I felt like I wanted to remember the functioning team and the positive state we’re striving for when we work well together. As the story progressed, I imagined the opposite pyramid. At its base is psychological safety, which allows people to be vulnerable; this creates an environment where people can speak up, allowing for and supporting healthy conflict. If people can have productive discussions and have respectful arguments, the team can make decisions that the each individual buys into. People hold each other accountable, but also support each other and collaborate, consistently seeking alignment on delivering on shared priorities. Working as a team requires repeated course corrections. We need to make time to help each other and if we’re all focused on different things, we just won’t have time to do it all. If we’re all focused on the same goal, supporting parts of the same deliverable, then collaboration helps each team member deliver on their individual work and the shared goal.
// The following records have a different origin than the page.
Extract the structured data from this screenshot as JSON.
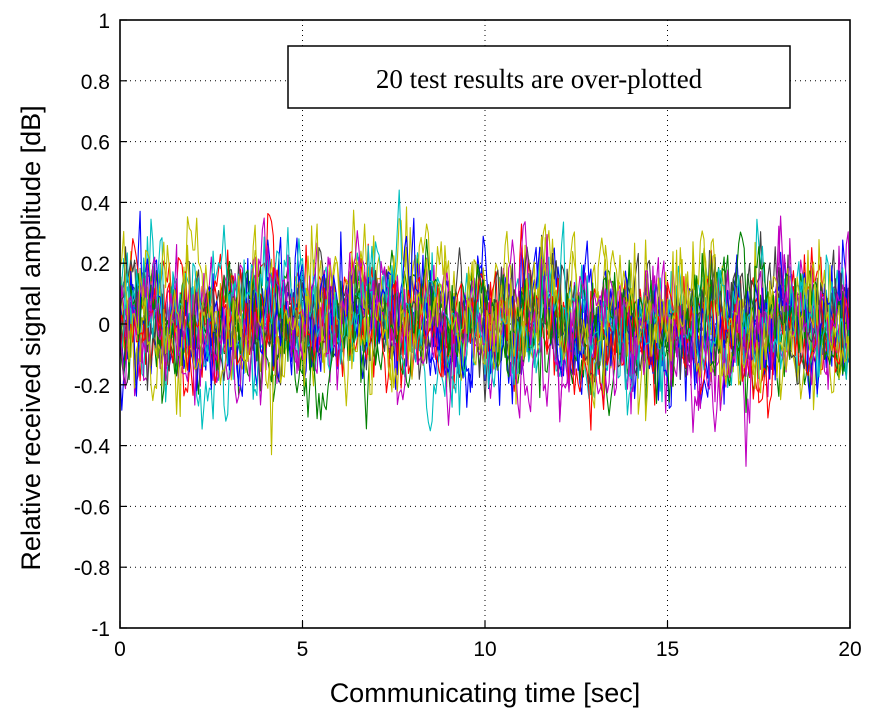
{
  "chart_data": {
    "type": "line",
    "title": "",
    "xlabel": "Communicating time [sec]",
    "ylabel": "Relative received signal amplitude [dB]",
    "xlim": [
      0,
      20
    ],
    "ylim": [
      -1,
      1
    ],
    "x_ticks": [
      0,
      5,
      10,
      15,
      20
    ],
    "x_tick_labels": [
      "0",
      "5",
      "10",
      "15",
      "20"
    ],
    "y_ticks": [
      -1,
      -0.8,
      -0.6,
      -0.4,
      -0.2,
      0,
      0.2,
      0.4,
      0.6,
      0.8,
      1
    ],
    "y_tick_labels": [
      "-1",
      "-0.8",
      "-0.6",
      "-0.4",
      "-0.2",
      "0",
      "0.2",
      "0.4",
      "0.6",
      "0.8",
      "1"
    ],
    "grid": true,
    "annotation": "20 test results are over-plotted",
    "sample_count": 400,
    "series": [
      {
        "color": "#0000ff",
        "amplitude": 0.17,
        "seed": 11
      },
      {
        "color": "#ff0000",
        "amplitude": 0.16,
        "seed": 23
      },
      {
        "color": "#008000",
        "amplitude": 0.17,
        "seed": 37
      },
      {
        "color": "#00bfbf",
        "amplitude": 0.18,
        "seed": 41
      },
      {
        "color": "#bf00bf",
        "amplitude": 0.18,
        "seed": 53
      },
      {
        "color": "#bfbf00",
        "amplitude": 0.21,
        "seed": 67
      },
      {
        "color": "#404040",
        "amplitude": 0.16,
        "seed": 71
      },
      {
        "color": "#0000ff",
        "amplitude": 0.18,
        "seed": 83
      },
      {
        "color": "#ff0000",
        "amplitude": 0.15,
        "seed": 97
      },
      {
        "color": "#008000",
        "amplitude": 0.17,
        "seed": 101
      },
      {
        "color": "#00bfbf",
        "amplitude": 0.19,
        "seed": 113
      },
      {
        "color": "#bf00bf",
        "amplitude": 0.19,
        "seed": 127
      },
      {
        "color": "#bfbf00",
        "amplitude": 0.2,
        "seed": 131
      },
      {
        "color": "#404040",
        "amplitude": 0.17,
        "seed": 149
      },
      {
        "color": "#0000ff",
        "amplitude": 0.19,
        "seed": 157
      },
      {
        "color": "#ff0000",
        "amplitude": 0.16,
        "seed": 163
      },
      {
        "color": "#008000",
        "amplitude": 0.18,
        "seed": 179
      },
      {
        "color": "#00bfbf",
        "amplitude": 0.17,
        "seed": 181
      },
      {
        "color": "#bf00bf",
        "amplitude": 0.18,
        "seed": 191
      },
      {
        "color": "#bfbf00",
        "amplitude": 0.2,
        "seed": 199
      }
    ]
  }
}
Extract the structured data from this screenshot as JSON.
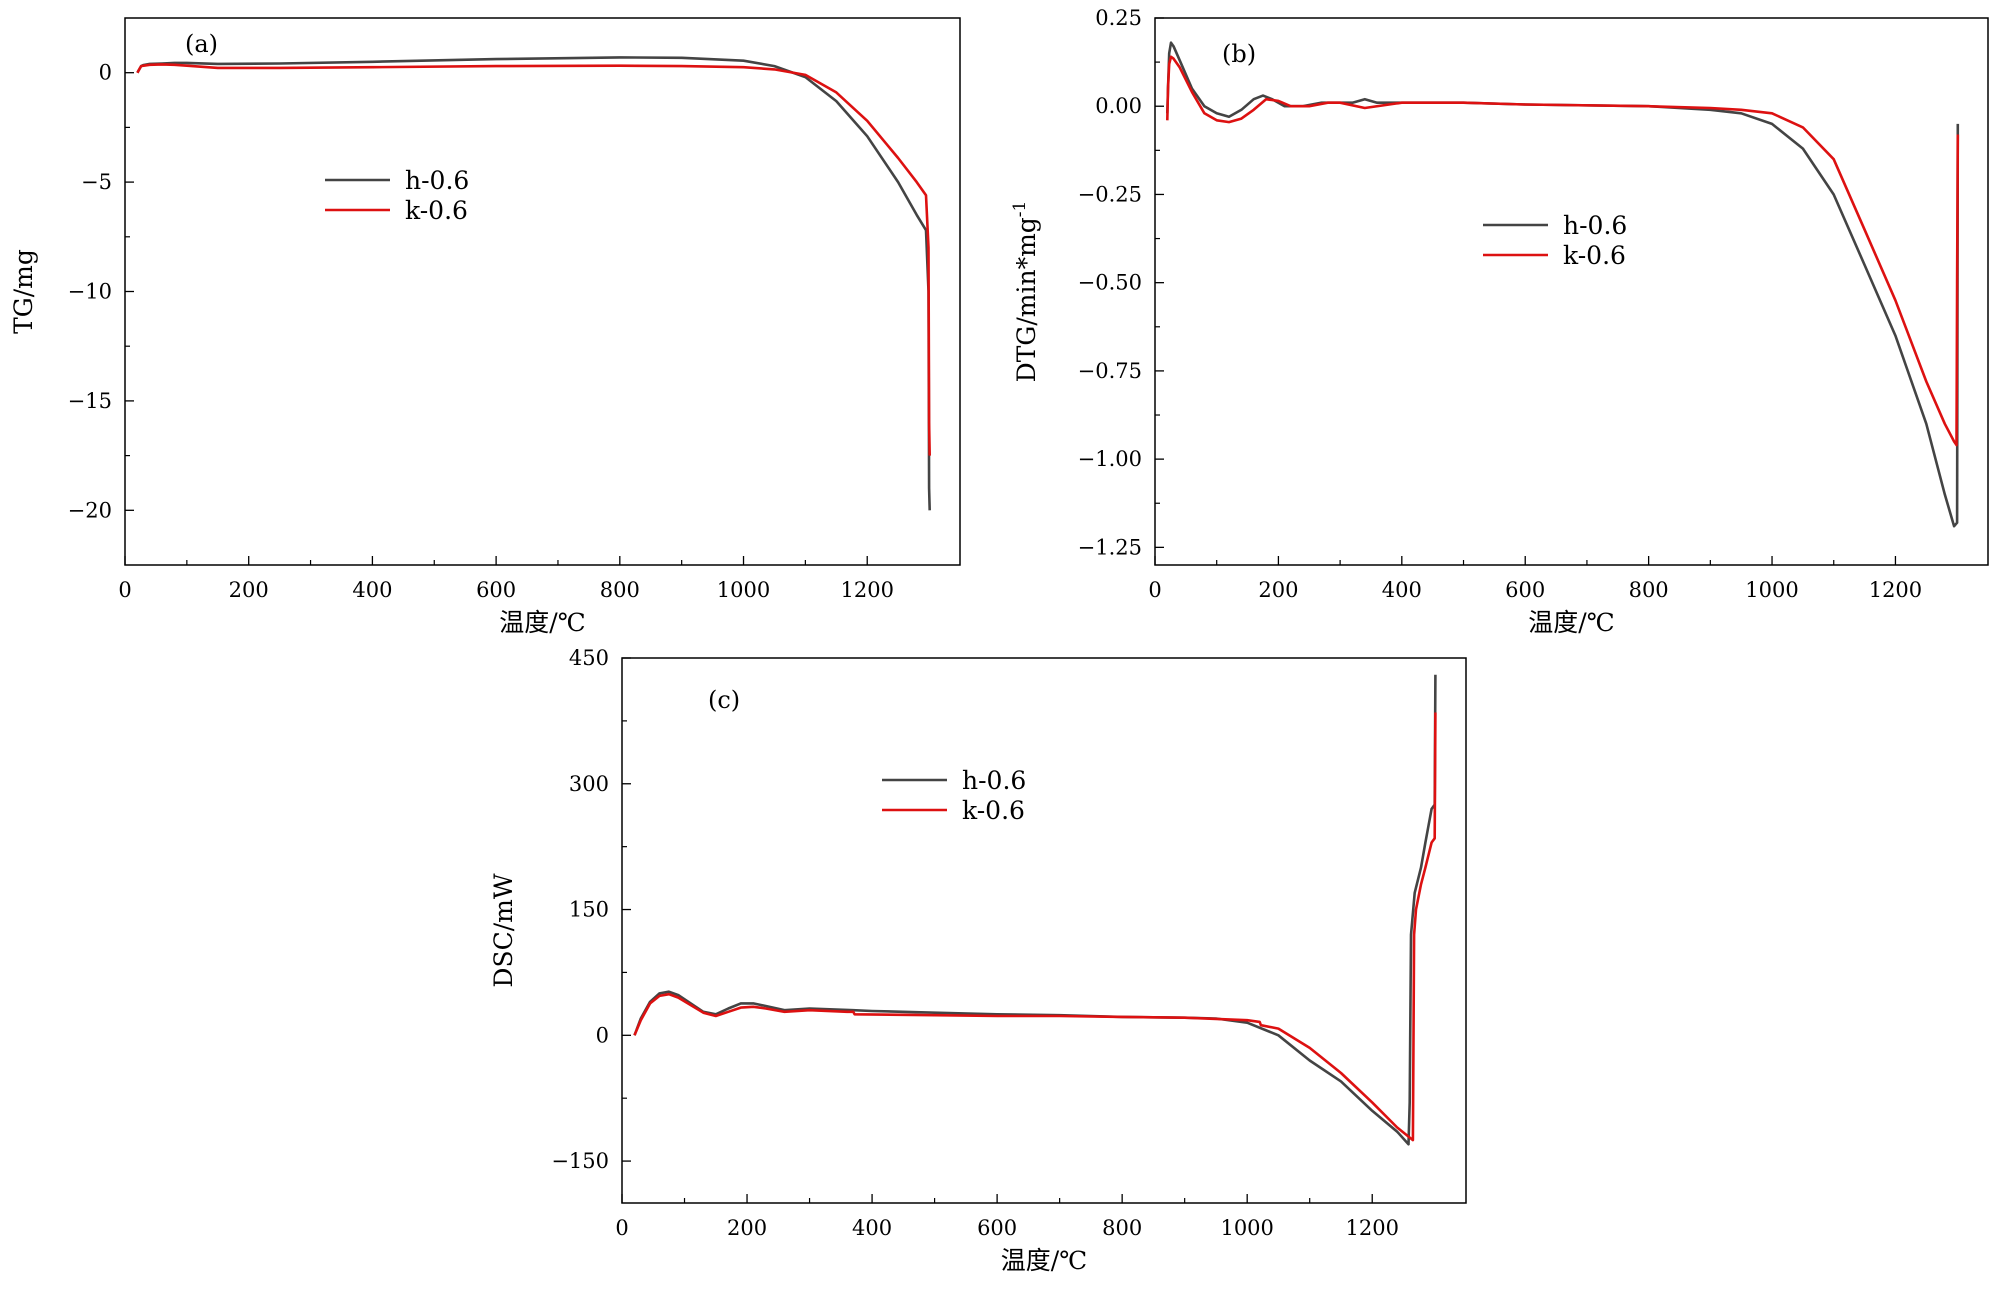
{
  "chart_data": [
    {
      "type": "line",
      "panel_label": "(a)",
      "xlabel": "温度/℃",
      "ylabel": "TG/mg",
      "xlim": [
        0,
        1350
      ],
      "ylim": [
        -22.5,
        2.5
      ],
      "xticks": [
        0,
        200,
        400,
        600,
        800,
        1000,
        1200
      ],
      "yticks": [
        0,
        -5,
        -10,
        -15,
        -20
      ],
      "legend_position": "center-left",
      "series": [
        {
          "name": "h-0.6",
          "color": "#444444",
          "x": [
            20,
            22,
            26,
            30,
            40,
            60,
            80,
            100,
            150,
            250,
            400,
            600,
            800,
            900,
            1000,
            1050,
            1100,
            1150,
            1200,
            1250,
            1280,
            1295,
            1299,
            1300,
            1301
          ],
          "y": [
            0,
            0.1,
            0.3,
            0.35,
            0.4,
            0.42,
            0.45,
            0.45,
            0.4,
            0.42,
            0.5,
            0.62,
            0.7,
            0.68,
            0.55,
            0.3,
            -0.2,
            -1.3,
            -2.9,
            -5.0,
            -6.5,
            -7.2,
            -10,
            -19,
            -20
          ]
        },
        {
          "name": "k-0.6",
          "color": "#dd1111",
          "x": [
            20,
            22,
            26,
            30,
            40,
            60,
            80,
            100,
            150,
            250,
            400,
            600,
            800,
            900,
            1000,
            1050,
            1100,
            1150,
            1200,
            1250,
            1280,
            1295,
            1299,
            1300,
            1301
          ],
          "y": [
            0,
            0.1,
            0.3,
            0.32,
            0.36,
            0.38,
            0.36,
            0.32,
            0.22,
            0.22,
            0.25,
            0.3,
            0.32,
            0.3,
            0.25,
            0.15,
            -0.1,
            -0.9,
            -2.2,
            -3.9,
            -5.0,
            -5.6,
            -8,
            -16,
            -17.5
          ]
        }
      ]
    },
    {
      "type": "line",
      "panel_label": "(b)",
      "xlabel": "温度/℃",
      "ylabel": "DTG/min*mg",
      "ylabel_superscript": "-1",
      "xlim": [
        0,
        1350
      ],
      "ylim": [
        -1.3,
        0.25
      ],
      "xticks": [
        0,
        200,
        400,
        600,
        800,
        1000,
        1200
      ],
      "yticks": [
        0.25,
        0.0,
        -0.25,
        -0.5,
        -0.75,
        -1.0,
        -1.25
      ],
      "ytick_labels": [
        "0.25",
        "0.00",
        "−0.25",
        "−0.50",
        "−0.75",
        "−1.00",
        "−1.25"
      ],
      "legend_position": "center-right",
      "series": [
        {
          "name": "h-0.6",
          "color": "#444444",
          "x": [
            20,
            21,
            23,
            26,
            30,
            40,
            60,
            80,
            100,
            120,
            140,
            160,
            175,
            190,
            210,
            240,
            270,
            300,
            320,
            340,
            360,
            400,
            500,
            600,
            800,
            900,
            950,
            1000,
            1050,
            1100,
            1150,
            1200,
            1250,
            1280,
            1295,
            1300,
            1301
          ],
          "y": [
            -0.02,
            0.05,
            0.15,
            0.18,
            0.17,
            0.13,
            0.05,
            0.0,
            -0.02,
            -0.03,
            -0.01,
            0.02,
            0.03,
            0.02,
            0.0,
            0.0,
            0.01,
            0.01,
            0.01,
            0.02,
            0.01,
            0.01,
            0.01,
            0.005,
            0.0,
            -0.01,
            -0.02,
            -0.05,
            -0.12,
            -0.25,
            -0.45,
            -0.65,
            -0.9,
            -1.1,
            -1.19,
            -1.18,
            -0.05
          ]
        },
        {
          "name": "k-0.6",
          "color": "#dd1111",
          "x": [
            20,
            21,
            23,
            26,
            30,
            40,
            60,
            80,
            100,
            120,
            140,
            160,
            180,
            200,
            220,
            250,
            280,
            300,
            340,
            400,
            500,
            600,
            800,
            900,
            950,
            1000,
            1050,
            1100,
            1150,
            1200,
            1250,
            1280,
            1295,
            1299,
            1300,
            1301
          ],
          "y": [
            -0.04,
            0.05,
            0.12,
            0.14,
            0.135,
            0.11,
            0.04,
            -0.02,
            -0.04,
            -0.045,
            -0.035,
            -0.01,
            0.02,
            0.015,
            0.0,
            0.0,
            0.01,
            0.01,
            -0.005,
            0.01,
            0.01,
            0.005,
            0.0,
            -0.005,
            -0.01,
            -0.02,
            -0.06,
            -0.15,
            -0.35,
            -0.55,
            -0.78,
            -0.9,
            -0.95,
            -0.96,
            -0.5,
            -0.08
          ]
        }
      ]
    },
    {
      "type": "line",
      "panel_label": "(c)",
      "xlabel": "温度/℃",
      "ylabel": "DSC/mW",
      "xlim": [
        0,
        1350
      ],
      "ylim": [
        -200,
        450
      ],
      "xticks": [
        0,
        200,
        400,
        600,
        800,
        1000,
        1200
      ],
      "yticks": [
        450,
        300,
        150,
        0,
        -150
      ],
      "legend_position": "top-left",
      "series": [
        {
          "name": "h-0.6",
          "color": "#444444",
          "x": [
            20,
            30,
            45,
            60,
            75,
            90,
            110,
            130,
            150,
            170,
            190,
            210,
            230,
            260,
            300,
            370,
            400,
            500,
            600,
            700,
            800,
            900,
            950,
            1000,
            1050,
            1100,
            1150,
            1200,
            1240,
            1258,
            1260,
            1262,
            1268,
            1278,
            1285,
            1290,
            1295,
            1300,
            1301
          ],
          "y": [
            0,
            20,
            40,
            50,
            52,
            48,
            38,
            28,
            25,
            32,
            38,
            38,
            35,
            30,
            32,
            30,
            29,
            27,
            25,
            24,
            22,
            21,
            20,
            15,
            0,
            -30,
            -55,
            -90,
            -115,
            -130,
            -80,
            120,
            170,
            200,
            230,
            250,
            270,
            275,
            430
          ]
        },
        {
          "name": "k-0.6",
          "color": "#dd1111",
          "x": [
            20,
            30,
            45,
            60,
            75,
            90,
            110,
            130,
            150,
            170,
            190,
            210,
            230,
            260,
            300,
            360,
            370,
            372,
            500,
            600,
            700,
            800,
            900,
            1000,
            1020,
            1022,
            1050,
            1100,
            1150,
            1200,
            1240,
            1265,
            1267,
            1270,
            1278,
            1285,
            1290,
            1295,
            1300,
            1301
          ],
          "y": [
            0,
            18,
            38,
            47,
            49,
            45,
            36,
            27,
            23,
            28,
            33,
            34,
            32,
            28,
            30,
            28,
            28,
            25,
            24,
            23,
            23,
            22,
            21,
            18,
            16,
            12,
            8,
            -15,
            -45,
            -80,
            -110,
            -125,
            120,
            150,
            180,
            200,
            215,
            230,
            235,
            385
          ]
        }
      ]
    }
  ]
}
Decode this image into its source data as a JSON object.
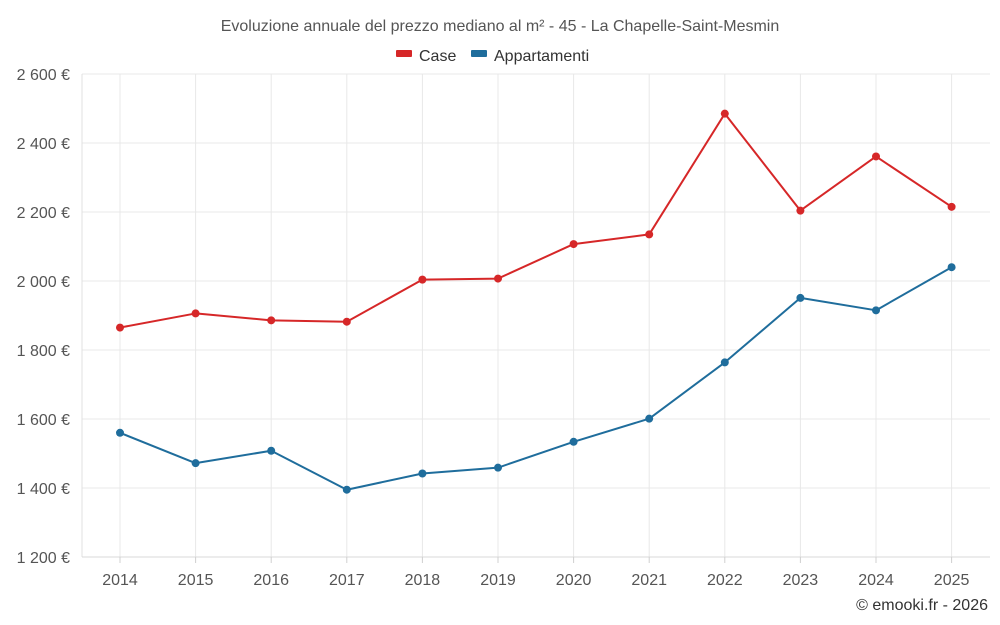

One key element to making good teams work well is what I call a shared understanding of reality. In the book, the new CEO starts each day of their executive offsite by saying: “We have more money, better technology, more talented and experienced executives, and yet we’re behind our competitors.” She was creating a shared understanding of reality. She was making it clear to the team that she believed in them and in the business opportunity. A lot of what we do when we create alignment on a team is to build that shared reality. Shared goals are built on shared information and shared conclusions, which are based on shared values.
There are lots of ways to think about how to create a healthy team. I like how Abi Noda reflects on the pyramid of dysfunctions presented in this book: “Teamwork deteriorates if even a single dysfunction is allowed to flourish, like a chain with just one link broken.”